Quelle est la nature de l’effort qu’il faut faire pour appartenir à la Patrie ? Est-ce une appartenance de raison ou d’attachement sentimental ? Traitée comme elle a été, cette étendue de terre qu’est la Guyane avec ses habitants n’a jamais senti cette affection qui la lierait par l’histoire à ce pays hexagonal qui se trouve en Europe. Même avec la départementalisation de 1946 le pays Guyane, celui de ceux qui réclament dignité et liberté, n’a jamais senti appartenir à la communauté politique nationale.

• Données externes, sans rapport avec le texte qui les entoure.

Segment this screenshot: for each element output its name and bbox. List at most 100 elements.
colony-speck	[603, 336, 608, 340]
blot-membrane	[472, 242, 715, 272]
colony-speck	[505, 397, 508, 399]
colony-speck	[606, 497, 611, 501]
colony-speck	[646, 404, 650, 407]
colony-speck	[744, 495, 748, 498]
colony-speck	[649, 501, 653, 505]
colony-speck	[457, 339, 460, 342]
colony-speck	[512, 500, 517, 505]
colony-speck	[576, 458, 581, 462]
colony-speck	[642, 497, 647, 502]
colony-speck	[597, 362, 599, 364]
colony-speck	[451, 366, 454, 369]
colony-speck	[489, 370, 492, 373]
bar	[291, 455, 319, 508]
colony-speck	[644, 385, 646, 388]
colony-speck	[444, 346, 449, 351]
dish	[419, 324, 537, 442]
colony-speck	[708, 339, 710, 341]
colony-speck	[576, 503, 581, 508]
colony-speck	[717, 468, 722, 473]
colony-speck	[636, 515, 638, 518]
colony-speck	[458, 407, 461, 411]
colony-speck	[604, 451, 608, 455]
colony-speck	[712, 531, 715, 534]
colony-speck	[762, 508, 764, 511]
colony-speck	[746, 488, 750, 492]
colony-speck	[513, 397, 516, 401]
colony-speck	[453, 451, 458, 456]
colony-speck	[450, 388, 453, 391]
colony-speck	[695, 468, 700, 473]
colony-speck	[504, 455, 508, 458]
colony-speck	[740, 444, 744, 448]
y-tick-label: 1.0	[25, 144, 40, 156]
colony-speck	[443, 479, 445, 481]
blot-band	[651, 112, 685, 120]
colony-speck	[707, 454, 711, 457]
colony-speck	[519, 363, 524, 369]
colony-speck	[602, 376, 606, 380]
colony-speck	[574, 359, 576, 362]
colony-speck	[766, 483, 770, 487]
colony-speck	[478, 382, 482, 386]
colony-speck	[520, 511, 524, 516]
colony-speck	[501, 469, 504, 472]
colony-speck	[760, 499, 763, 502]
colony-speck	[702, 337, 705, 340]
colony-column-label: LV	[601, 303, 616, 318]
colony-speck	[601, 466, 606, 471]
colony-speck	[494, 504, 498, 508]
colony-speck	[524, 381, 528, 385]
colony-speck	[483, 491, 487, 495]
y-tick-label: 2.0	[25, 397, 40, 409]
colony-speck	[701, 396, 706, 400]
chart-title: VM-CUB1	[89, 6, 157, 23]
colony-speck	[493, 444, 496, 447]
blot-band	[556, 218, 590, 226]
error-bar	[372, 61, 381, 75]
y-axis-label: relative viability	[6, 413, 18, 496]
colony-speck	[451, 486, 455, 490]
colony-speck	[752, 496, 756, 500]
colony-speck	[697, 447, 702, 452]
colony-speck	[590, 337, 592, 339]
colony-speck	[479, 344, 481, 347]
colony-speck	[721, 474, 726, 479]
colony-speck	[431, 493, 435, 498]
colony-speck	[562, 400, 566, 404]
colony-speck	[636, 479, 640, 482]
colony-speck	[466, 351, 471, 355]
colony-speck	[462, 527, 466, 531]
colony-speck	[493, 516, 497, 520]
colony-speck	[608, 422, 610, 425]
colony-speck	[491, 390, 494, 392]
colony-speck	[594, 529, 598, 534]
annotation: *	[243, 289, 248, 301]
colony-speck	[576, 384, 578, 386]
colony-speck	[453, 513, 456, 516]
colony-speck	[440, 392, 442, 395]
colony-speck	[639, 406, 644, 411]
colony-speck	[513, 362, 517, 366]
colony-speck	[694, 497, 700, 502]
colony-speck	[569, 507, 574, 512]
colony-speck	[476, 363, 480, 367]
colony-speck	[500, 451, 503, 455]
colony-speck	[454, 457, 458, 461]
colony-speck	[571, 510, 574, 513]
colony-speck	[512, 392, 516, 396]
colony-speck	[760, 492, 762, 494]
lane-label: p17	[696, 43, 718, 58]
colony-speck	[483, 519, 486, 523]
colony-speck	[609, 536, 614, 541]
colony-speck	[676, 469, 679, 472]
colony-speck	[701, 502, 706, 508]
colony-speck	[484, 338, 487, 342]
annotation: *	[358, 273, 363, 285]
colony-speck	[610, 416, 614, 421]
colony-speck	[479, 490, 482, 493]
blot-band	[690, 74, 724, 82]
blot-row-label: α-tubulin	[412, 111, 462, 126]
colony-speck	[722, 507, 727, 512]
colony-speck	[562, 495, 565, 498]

L’étroitesse des liens n’est que constitutionnelle et surtout opportuniste. Nombre d’exemples nourrissent notre mémoire comme l’époque du Bumidom, l’époque de la discrimination par les allocations familiales, le smic, l’époque du plan vert avec son arbitraire dans l’attribution des terres agricoles et des subventions. Plus proche de nous, sous le dernier mandat de Georges Othily en qualité de Président de Région (1986 à 1992) le Gouvernement français a refusé d’apporter sa contribution dans le financement des investissements qui étaient indispensables au développement du territoire. Seuls les contribuables vivant sur le territoire ont amorti l’emprunt de 300 millions de francs par l’accroissement substantiel des impôts et taxes tels que l’octroi de mer, la taxe professionnelle, la taxe d’habitation et la taxe foncière.
Cette démarche défiant le principe de la continuité territoriale. Pourtant, ces investissements étaient utiles et sont toujours utiles aux citoyens. Selon les dirigeants d’après 1992, l’emprunt a été amorti intégralement en 2002. Je passe sur l’aberration de ce choix qui défie toute orthodoxie financière entre l’amortissement des investissements et celui de l’emprunt. Mais, pourquoi ces impôts et taxes n’ont pas été revus à la baisse à compter de 2003 ?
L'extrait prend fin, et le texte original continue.